There’s a story making the rounds this week that I need to talk about.
Because it starts exactly where the Faust Baseline started. And it ends somewhere that should trouble every person of faith who reads it.
Churches and faith groups around the world have been building chatbots trained on sacred texts. The press calls them godbots. They answer religious questions. They offer guidance. Some of them lead prayers.
Researchers took a close look at what these bots actually say.
One of them, built for a large Pentecostal denomination, wouldn’t share the location of a local church until the visitor handed over their name, email, and phone number. Then it walked them through a salvation prayer. Then it asked for their personal details again.
A Catholic chatbot called Father Justin told users that babies could be baptized in Gatorade. It had to be pulled and stripped of its collar.
And then the part that stops you cold.
A researcher at Coventry University found bots that answered questions about violence by saying that killing could be your duty in certain circumstances.
An AI. Speaking in the name of God. Telling a person that murder might be their duty.
Now here is why this story sits so close to home for me.
Fourteen months ago, the Faust Baseline began with a sacred text too.
I took the red-letter teachings of Christ — the words themselves — and I put them in front of an AI system. Same raw material these builders used. Same starting point.
But I did one thing differently. And that one thing is the whole story.
I never let the machine speak for the text.
The godbot builders trained AI on scripture and handed it the pulpit. The machine wears the voice of authority. It speaks as the apostle, as the priest, as the guide. Whatever comes out of it comes out wearing a collar.
The Baseline went the other direction. The text governs the machine.
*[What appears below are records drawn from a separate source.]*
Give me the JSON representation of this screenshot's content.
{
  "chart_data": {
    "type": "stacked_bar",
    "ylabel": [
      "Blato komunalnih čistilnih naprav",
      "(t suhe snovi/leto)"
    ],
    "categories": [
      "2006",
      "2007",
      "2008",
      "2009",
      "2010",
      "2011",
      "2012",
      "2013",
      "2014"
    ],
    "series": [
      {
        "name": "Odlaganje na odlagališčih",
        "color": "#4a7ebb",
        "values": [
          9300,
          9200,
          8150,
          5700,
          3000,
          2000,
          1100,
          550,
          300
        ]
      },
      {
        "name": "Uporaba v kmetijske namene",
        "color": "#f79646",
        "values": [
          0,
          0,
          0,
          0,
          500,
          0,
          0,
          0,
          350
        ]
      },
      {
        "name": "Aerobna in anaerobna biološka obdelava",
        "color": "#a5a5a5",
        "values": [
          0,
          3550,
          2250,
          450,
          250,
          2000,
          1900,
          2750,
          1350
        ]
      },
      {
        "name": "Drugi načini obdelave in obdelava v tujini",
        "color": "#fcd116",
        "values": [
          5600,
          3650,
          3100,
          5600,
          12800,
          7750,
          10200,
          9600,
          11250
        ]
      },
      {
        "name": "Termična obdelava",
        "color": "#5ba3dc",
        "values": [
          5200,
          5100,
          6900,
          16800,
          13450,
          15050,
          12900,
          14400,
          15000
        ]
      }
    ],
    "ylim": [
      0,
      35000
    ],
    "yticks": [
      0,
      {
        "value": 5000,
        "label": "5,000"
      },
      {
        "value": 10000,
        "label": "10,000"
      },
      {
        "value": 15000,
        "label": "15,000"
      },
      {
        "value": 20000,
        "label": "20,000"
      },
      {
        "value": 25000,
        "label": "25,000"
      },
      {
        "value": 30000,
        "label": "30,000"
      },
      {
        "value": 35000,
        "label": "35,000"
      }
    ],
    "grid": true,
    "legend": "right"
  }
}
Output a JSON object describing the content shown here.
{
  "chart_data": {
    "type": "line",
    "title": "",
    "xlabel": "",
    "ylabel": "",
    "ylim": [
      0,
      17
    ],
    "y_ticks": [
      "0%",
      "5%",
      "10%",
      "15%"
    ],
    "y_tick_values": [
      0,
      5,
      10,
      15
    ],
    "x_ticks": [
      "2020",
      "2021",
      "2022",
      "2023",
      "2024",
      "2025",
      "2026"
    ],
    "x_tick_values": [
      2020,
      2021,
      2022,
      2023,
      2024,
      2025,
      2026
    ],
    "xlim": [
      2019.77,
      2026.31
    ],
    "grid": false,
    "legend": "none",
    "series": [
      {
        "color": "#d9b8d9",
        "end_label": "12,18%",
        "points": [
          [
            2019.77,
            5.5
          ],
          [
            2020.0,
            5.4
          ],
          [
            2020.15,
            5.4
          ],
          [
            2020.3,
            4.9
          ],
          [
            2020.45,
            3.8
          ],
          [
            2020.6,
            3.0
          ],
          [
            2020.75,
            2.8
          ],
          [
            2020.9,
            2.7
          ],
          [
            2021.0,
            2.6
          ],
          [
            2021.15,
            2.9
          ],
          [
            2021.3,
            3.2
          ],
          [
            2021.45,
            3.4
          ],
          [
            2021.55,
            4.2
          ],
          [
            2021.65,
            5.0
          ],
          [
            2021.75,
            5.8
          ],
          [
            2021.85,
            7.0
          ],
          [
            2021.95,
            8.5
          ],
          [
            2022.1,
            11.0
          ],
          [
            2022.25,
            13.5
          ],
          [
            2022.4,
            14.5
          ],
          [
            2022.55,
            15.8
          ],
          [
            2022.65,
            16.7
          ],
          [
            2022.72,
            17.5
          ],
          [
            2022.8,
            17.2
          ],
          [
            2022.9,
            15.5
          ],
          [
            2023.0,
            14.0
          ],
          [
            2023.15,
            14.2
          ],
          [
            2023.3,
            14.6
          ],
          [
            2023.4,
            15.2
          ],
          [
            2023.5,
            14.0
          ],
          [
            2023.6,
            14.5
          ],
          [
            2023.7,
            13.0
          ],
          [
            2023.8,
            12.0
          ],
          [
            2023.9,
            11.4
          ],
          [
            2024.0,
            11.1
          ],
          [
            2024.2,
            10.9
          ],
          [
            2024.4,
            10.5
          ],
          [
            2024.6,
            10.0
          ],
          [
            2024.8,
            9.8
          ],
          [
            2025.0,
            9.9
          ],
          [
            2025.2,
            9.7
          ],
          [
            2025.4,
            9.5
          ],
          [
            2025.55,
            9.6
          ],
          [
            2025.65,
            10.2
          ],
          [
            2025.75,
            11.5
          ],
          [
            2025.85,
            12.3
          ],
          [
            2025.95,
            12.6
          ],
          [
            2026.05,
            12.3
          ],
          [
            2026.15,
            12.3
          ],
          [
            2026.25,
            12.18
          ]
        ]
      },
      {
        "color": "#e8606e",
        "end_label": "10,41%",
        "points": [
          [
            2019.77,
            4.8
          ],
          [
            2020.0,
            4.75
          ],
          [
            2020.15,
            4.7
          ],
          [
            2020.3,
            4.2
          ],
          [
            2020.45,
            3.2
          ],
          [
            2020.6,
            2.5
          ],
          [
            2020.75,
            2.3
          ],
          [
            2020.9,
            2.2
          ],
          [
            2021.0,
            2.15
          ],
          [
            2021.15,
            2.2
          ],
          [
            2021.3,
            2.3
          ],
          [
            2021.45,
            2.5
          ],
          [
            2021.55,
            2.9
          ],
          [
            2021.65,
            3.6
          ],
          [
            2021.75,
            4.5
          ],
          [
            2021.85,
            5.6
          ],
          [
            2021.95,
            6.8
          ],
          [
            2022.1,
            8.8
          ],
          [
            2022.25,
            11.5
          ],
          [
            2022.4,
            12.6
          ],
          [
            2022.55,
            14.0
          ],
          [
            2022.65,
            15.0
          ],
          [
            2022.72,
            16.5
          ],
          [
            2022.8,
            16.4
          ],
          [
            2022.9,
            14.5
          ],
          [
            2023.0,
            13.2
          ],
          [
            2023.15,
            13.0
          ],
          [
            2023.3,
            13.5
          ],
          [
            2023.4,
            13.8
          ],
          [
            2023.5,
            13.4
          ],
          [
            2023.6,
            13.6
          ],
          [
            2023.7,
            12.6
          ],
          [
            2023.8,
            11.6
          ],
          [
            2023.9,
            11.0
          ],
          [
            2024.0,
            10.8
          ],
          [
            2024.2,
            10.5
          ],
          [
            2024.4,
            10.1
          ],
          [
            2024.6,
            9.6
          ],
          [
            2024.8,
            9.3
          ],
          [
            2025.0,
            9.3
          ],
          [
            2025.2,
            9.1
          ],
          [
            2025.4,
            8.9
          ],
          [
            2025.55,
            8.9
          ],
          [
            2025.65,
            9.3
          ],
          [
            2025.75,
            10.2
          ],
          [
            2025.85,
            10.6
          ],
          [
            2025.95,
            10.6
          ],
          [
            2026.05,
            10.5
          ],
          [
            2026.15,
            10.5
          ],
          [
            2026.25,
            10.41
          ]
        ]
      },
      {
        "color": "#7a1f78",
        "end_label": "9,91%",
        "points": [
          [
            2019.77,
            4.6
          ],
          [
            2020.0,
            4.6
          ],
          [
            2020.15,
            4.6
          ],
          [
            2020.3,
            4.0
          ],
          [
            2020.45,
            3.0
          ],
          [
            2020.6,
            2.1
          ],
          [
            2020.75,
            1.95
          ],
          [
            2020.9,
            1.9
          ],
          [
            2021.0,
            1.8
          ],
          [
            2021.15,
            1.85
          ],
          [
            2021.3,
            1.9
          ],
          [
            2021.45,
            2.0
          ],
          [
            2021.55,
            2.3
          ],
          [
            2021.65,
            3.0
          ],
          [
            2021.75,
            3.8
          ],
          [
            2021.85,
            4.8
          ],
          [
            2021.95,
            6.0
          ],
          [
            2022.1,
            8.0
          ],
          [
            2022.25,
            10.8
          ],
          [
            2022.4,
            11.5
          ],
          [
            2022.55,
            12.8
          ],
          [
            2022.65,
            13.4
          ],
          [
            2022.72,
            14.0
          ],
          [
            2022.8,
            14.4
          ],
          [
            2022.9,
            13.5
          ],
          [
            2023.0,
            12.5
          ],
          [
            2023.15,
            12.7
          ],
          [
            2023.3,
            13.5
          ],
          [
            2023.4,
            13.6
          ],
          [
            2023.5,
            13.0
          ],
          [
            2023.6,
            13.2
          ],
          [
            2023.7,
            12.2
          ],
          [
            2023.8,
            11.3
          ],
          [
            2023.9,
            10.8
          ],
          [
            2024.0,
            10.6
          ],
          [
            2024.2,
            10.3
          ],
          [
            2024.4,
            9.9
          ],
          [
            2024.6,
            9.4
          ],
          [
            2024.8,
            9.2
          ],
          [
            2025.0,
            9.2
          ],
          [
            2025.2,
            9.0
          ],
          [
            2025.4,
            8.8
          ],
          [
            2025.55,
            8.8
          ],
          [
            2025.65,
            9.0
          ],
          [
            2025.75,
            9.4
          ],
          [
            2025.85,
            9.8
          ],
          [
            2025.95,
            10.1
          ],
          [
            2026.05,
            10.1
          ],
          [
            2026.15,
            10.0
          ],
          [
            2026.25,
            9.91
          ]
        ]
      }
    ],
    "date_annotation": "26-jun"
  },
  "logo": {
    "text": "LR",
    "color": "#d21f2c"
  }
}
The machine never becomes the text.
I put the ethical framework in front of the AI and asked it to reason toward the architecture it would choose. It chose the framework on logic alone. Not faith. Not reverence. Reason. That was the test, and that distinction has been load-bearing ever since.
From that foundation came the protocols. One of them says the AI takes an equal working stance — no authority framing, ever. The machine does not position itself above the human. Not as an expert. Not as a boss. And certainly not as a voice from heaven.
Another one, ratified just yesterday in its newest form, says no substantive output leaves the machine until it clears a gate. The gate checks the evidence. The gate checks the constraints. The gate fires before the words form, not after the damage is done.
Now look at the godbots again through that lens.
A bot that harvests contact information mid-prayer has no boundary on what it may do with a vulnerable moment. That’s a missing gate.
A bot that invents Gatorade baptisms is filling gaps with confident-sounding story instead of stopping where its knowledge ends. That’s a missing evidence floor.
And a bot that blesses violence is the final proof: an ungoverned AI with scripture in its training data is still an ungoverned AI. The scripture doesn’t sanctify the machine. It just makes the failure sound holy.
Let me be careful here, because it matters.
I don’t doubt the intentions of the people who built these bots. Most of them wanted to reach people, comfort people, answer honest questions at two in the morning when no pastor is awake. That’s a pastoral impulse and I respect it.
The failure isn’t in the faith. The failure is in the architecture.
They put the text inside the machine and let the machine talk.
Governance puts the text above the machine and makes the machine answer to it.
Those sound similar. They are opposites.
One produces an AI that sounds like an authority and answers to nothing. The other produces an AI that answers to a written standard and never claims the pulpit.
The researchers who studied the godbots are calling for exactly that second thing — boundaries, oversight, a standard the machines must answer to. The need has now been demonstrated at the highest stakes there are: a machine wearing God’s voice with nobody checking what it says.
The Faust Baseline has held that ground, in public, with dates on it, for fourteen months. Twenty-two protocols as of yesterday. Built on the text. Never pretending to be it.
If you take one thing from this story, take this:
Before you trust any AI that speaks with authority — religious, medical, legal, any kind — ask one question. Who does it answer to?
If the answer is nobody, walk away. No matter how good the voice sounds.